The teriyaki sauce is inspired by a Nic Watt recipe from his recent book, Masu. The recipe uses mirin, sake, caster sugar, chilli and soy sauce. Haydn also roasts the bones of a chicken and adds these to the pot. The chicken meat is cut into pieces and put aside until the sauce is ready.
Whilst the teriyaki sauce is reducing, the black sesame dressing can be prepared. A handful of black sesame seeds are roasted off in a pan until fragrant. In a mortar and pestle the sesame seeds are then mixed with some rice wine vinegar, mirin, soy sauce and sesame oil.
As the Teriyaki simmers and reduces it smells sensational. Full of flavour the sauce reaches the perfect balance of sweet and savoury.

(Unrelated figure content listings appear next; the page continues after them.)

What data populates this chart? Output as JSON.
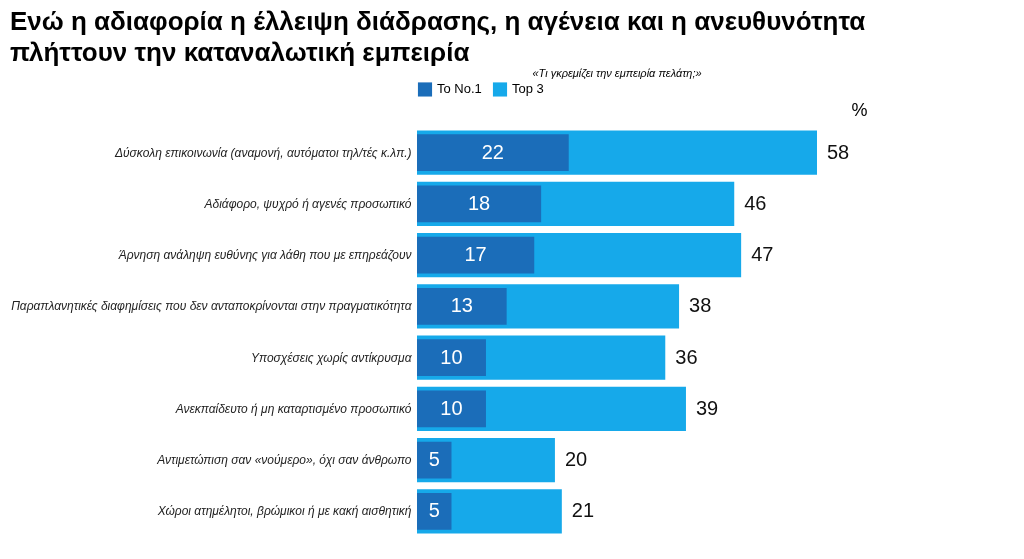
{
  "chart_data": {
    "type": "bar",
    "orientation": "horizontal",
    "title": "Ενώ η αδιαφορία η έλλειψη διάδρασης, η αγένεια και η ανευθυνότητα πλήττουν την καταναλωτική εμπειρία",
    "subtitle": "«Τι γκρεμίζει την εμπειρία πελάτη;»",
    "xlabel": "%",
    "categories": [
      "Δύσκολη επικοινωνία (αναμονή, αυτόματοι τηλ/τές κ.λπ.)",
      "Αδιάφορο, ψυχρό ή αγενές προσωπικό",
      "Άρνηση ανάληψη ευθύνης για λάθη που με επηρεάζουν",
      "Παραπλανητικές διαφημίσεις που δεν ανταποκρίνονται στην πραγματικότητα",
      "Υποσχέσεις χωρίς αντίκρυσμα",
      "Ανεκπαίδευτο ή μη καταρτισμένο προσωπικό",
      "Αντιμετώπιση σαν «νούμερο», όχι σαν άνθρωπο",
      "Χώροι ατημέλητοι, βρώμικοι ή με κακή αισθητική"
    ],
    "series": [
      {
        "name": "To No.1",
        "color": "#1b6db9",
        "values": [
          22,
          18,
          17,
          13,
          10,
          10,
          5,
          5
        ]
      },
      {
        "name": "Top 3",
        "color": "#16a9ea",
        "values": [
          58,
          46,
          47,
          38,
          36,
          39,
          20,
          21
        ]
      }
    ],
    "data_labels": true,
    "legend": "top",
    "grid": false
  }
}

I definitely recommend a sneaky chew on the chicken wings before taking them out of the pot!
After the bones are removed and the sauce is cooled, the chicken meat is marinated and left in the fridge for at least 45 minutes.
The thick teriyaki sauce is perfect for grilling on the barbeque.
The teriyaki sauce caramelizes and coats the skin with a crispy charcoal layer and the flavour is absorbed into the flesh.
Bok Choy pan fried and then steamed in Shao Xing cooking wine is the perfect accompliment to this delectable teriyaki chicken dish.